In conversations across the park afterwards, some advocates expressed frustration that there is not already more safe streets infrastructure in place. David Joyner, for whom cycling is a primary mode of transportation, remembered jumping off his bike in 2020, after a car ran a red light and drove so close to him that part of his bike got caught in the front bumper. 

Joyner jumped off. The bike was crushed in seconds. “Bikes can be replaced, but not humans,” he said. When he bikes, he knows which intersections will feel most dangerous before he even leaves the house (Martin Luther King Boulevard and the Boston Post Road are two of his least favorites). Even with bike lights and protective gear, “I pray everyday,” he said. 

Waleed Ahmad, who lives in Westville, said that he thinks constantly about how “barbaric” cars are—and how they could be rendered obsolete in a city with better functioning public transit and infrastructure for walkers and bikes.
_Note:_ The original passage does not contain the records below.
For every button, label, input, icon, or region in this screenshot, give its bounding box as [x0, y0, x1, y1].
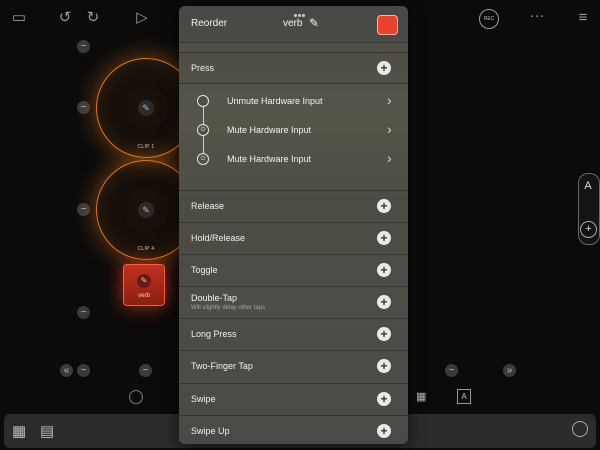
record-button[interactable]: REC — [479, 9, 499, 29]
edit-icon: ✎ — [138, 202, 154, 218]
list-icon[interactable]: ▤ — [40, 422, 54, 440]
add-icon[interactable]: + — [580, 221, 597, 238]
gesture-row-hold-release[interactable]: Hold/Release + — [179, 222, 408, 254]
gesture-label: Swipe Up — [191, 426, 230, 436]
add-action-icon[interactable]: + — [377, 392, 391, 406]
add-action-icon[interactable]: + — [377, 359, 391, 373]
grid-icon[interactable]: ▦ — [12, 422, 26, 440]
action-item[interactable]: Mute Hardware Input — [227, 154, 311, 164]
gesture-label: Release — [191, 201, 225, 211]
action-item[interactable]: Unmute Hardware Input — [227, 96, 323, 106]
remove-icon[interactable]: − — [77, 101, 90, 114]
undo-icon[interactable]: ↺ — [54, 8, 76, 28]
color-swatch-button[interactable] — [377, 15, 398, 35]
remove-icon[interactable]: − — [77, 203, 90, 216]
chevron-right-icon[interactable]: › — [387, 121, 392, 137]
power-icon: ⏻ — [197, 153, 209, 165]
grid-icon[interactable]: ▦ — [416, 390, 430, 404]
edit-icon: ✎ — [137, 274, 151, 288]
remove-icon[interactable]: − — [77, 40, 90, 53]
add-action-icon[interactable]: + — [377, 199, 391, 213]
edit-icon: ✎ — [138, 100, 154, 116]
gesture-row-toggle[interactable]: Toggle + — [179, 254, 408, 286]
reorder-button[interactable]: Reorder — [191, 18, 227, 29]
add-action-icon[interactable]: + — [377, 424, 391, 438]
add-action-icon[interactable]: + — [377, 295, 391, 309]
add-action-icon[interactable]: + — [377, 327, 391, 341]
add-action-icon[interactable]: + — [377, 263, 391, 277]
letter-a-icon[interactable]: A — [579, 180, 597, 196]
remove-icon[interactable]: − — [77, 364, 90, 377]
menu-icon[interactable]: ≡ — [572, 8, 594, 28]
settings-icon[interactable] — [129, 390, 143, 404]
gesture-row-double-tap[interactable]: Double-Tap Will slightly delay other tap… — [179, 286, 408, 318]
action-item[interactable]: Mute Hardware Input — [227, 125, 311, 135]
edit-name-icon[interactable]: ✎ — [309, 16, 319, 30]
gesture-label: Press — [191, 63, 215, 73]
remove-icon[interactable]: − — [139, 364, 152, 377]
pad-name[interactable]: verb — [283, 18, 302, 29]
drag-handle-icon[interactable] — [294, 4, 306, 17]
verb-pad-label: verb — [138, 293, 150, 299]
rewind-icon[interactable]: « — [60, 364, 73, 377]
forward-icon[interactable]: » — [503, 364, 516, 377]
gesture-row-release[interactable]: Release + — [179, 190, 408, 222]
verb-pad-button[interactable]: ✎ verb — [123, 264, 165, 306]
gesture-row-press[interactable]: Press + — [179, 52, 408, 84]
power-icon: ⏻ — [197, 124, 209, 136]
gesture-hint: Will slightly delay other taps — [191, 305, 266, 311]
redo-icon[interactable]: ↻ — [82, 8, 104, 28]
press-actions-list: ⏻ ⏻ Unmute Hardware Input Mute Hardware … — [179, 83, 408, 188]
play-icon[interactable]: ▷ — [131, 8, 153, 28]
gesture-row-swipe[interactable]: Swipe + — [179, 383, 408, 415]
palette-icon[interactable] — [572, 421, 588, 437]
chevron-right-icon[interactable]: › — [387, 92, 392, 108]
gesture-label: Two-Finger Tap — [191, 361, 253, 371]
more-icon[interactable]: ··· — [526, 6, 548, 26]
start-node-icon — [197, 95, 209, 107]
gesture-label: Swipe — [191, 394, 216, 404]
add-action-icon[interactable]: + — [377, 231, 391, 245]
gesture-actions-panel: Reorder verb ✎ Press + ⏻ ⏻ Unmute Hardwa… — [179, 6, 408, 444]
gesture-row-swipe-up[interactable]: Swipe Up + — [179, 415, 408, 444]
gesture-label: Hold/Release — [191, 233, 246, 243]
folder-icon[interactable]: ▭ — [8, 8, 30, 28]
chevron-right-icon[interactable]: › — [387, 150, 392, 166]
gesture-label: Long Press — [191, 329, 237, 339]
add-action-icon[interactable]: + — [377, 61, 391, 75]
gesture-row-two-finger-tap[interactable]: Two-Finger Tap + — [179, 350, 408, 382]
gesture-row-long-press[interactable]: Long Press + — [179, 318, 408, 350]
letter-a-icon[interactable]: A — [457, 389, 471, 404]
gesture-label: Toggle — [191, 265, 218, 275]
gesture-label: Double-Tap — [191, 293, 238, 303]
remove-icon[interactable]: − — [77, 306, 90, 319]
panel-header: Reorder verb ✎ — [179, 6, 408, 43]
remove-icon[interactable]: − — [445, 364, 458, 377]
As a cyclist and a dad, Waleed is constantly worried about the safety of his young daughter, a 20-month-old who does not yet have a sense of fear around cars and traffic. 

“I think we don’t think about this enough,” he said, pointing to how large cars have gotten, and how fast many of them go. “It’s just a terrible reality that we are living in. Senator [Richard] Blumenthal mentioned that cars are safer. They’re safer for the people inside.”